Stills wanted to take a crack at a new tune he’s worked up. Asking the engineer to turn out the lights while Crosby and Nash were in the control room with Halverson. “The guitar sounded really dull, so I’m adding top end and taking bottom off and putting a compressor on it just trying to get some edge so it didn’t sound like a big tubby Martin guitar,” he says. After some further adjusting, Stills ran through the song solo.
“I turned back around, and Crosby had his arm in the air to signal recording and Stephen starts to play. I couldn’t see him, but I could sure hear him. And now it sounded really bright,” he says.

“And then [Crosby and Nash] started to dance along with it. After seven and a half minutes, I thought I had messed it up. But they gave each other high-fives and Stephen came in and leaned across the desk and he said ‘That’s the sound I’ve been looking for! Nobody would let me do it!’”

And that song? “Suite: Judy Blue Eyes.” One of CSN’s best-known and most enduring tracks and Stills’ tribute to his then-girlfriend, folksinger Judy Collins.

Halverson said he’s “never worked with someone” who had so much music in his head as Stephen Stills, who always wanted to record it as quickly as possible as if the muse might leave if he waited any amount of time. He adds that Stills would just lay down “idea after idea after idea and overdubs” and only after he was done then listen to it all.
“I kept up with him. I mean, David would be asleep on the couch and Stephen would just work into the night. And one thing I learned from Wally Heider is that you always record. Always. You never know when you’re going to get something that [can’t be] repeated.”

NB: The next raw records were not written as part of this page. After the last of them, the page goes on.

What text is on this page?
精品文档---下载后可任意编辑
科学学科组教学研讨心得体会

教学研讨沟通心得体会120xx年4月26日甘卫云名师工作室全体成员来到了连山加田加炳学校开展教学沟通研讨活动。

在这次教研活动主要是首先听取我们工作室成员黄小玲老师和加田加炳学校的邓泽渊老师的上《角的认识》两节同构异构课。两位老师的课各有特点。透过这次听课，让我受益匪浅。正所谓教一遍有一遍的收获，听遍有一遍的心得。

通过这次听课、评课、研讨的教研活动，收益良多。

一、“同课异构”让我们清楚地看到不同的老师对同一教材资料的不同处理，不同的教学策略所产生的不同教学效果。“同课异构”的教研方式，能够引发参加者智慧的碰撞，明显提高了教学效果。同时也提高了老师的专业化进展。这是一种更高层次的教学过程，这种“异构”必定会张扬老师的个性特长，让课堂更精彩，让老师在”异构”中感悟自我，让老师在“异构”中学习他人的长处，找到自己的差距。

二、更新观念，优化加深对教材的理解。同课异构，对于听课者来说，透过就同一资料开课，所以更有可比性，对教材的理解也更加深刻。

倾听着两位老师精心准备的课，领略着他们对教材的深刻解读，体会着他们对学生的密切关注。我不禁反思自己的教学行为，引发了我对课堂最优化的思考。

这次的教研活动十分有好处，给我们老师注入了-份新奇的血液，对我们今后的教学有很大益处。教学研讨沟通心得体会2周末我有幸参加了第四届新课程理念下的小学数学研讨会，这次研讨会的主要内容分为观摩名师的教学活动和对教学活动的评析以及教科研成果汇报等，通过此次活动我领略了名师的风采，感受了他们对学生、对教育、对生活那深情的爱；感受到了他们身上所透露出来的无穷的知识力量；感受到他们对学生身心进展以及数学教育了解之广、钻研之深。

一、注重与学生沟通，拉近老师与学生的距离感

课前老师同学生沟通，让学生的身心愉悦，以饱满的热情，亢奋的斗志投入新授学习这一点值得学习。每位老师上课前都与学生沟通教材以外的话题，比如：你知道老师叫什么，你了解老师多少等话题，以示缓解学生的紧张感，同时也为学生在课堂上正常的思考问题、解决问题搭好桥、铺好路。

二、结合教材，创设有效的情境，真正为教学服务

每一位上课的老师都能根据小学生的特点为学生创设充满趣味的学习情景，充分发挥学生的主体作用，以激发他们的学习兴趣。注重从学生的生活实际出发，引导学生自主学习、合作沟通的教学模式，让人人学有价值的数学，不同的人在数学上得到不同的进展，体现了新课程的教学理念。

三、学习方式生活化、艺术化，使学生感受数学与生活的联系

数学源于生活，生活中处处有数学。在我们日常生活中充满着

Finally, the now 81-year-old Halverson mentions that did get to see his friend, the now 78-year-old Stills, late last year when Halverson was in Los Angeles doing some on-camera interviews for a CSN documentary that’s in the works.

“After I finished, I went up to Stephen’s house and spent a few hours with him. The first time we’ve really sat down since 1999 when I worked on the [CSNY] record Looking Forward,” Halverson says.

“He’s older and a bit hard of hearing, but it’s the same Stephen that I know and love. I’m grateful to have worked with someone who had that amount of talent. And we did a lot of recording that hasn’t seen the light of day yet!”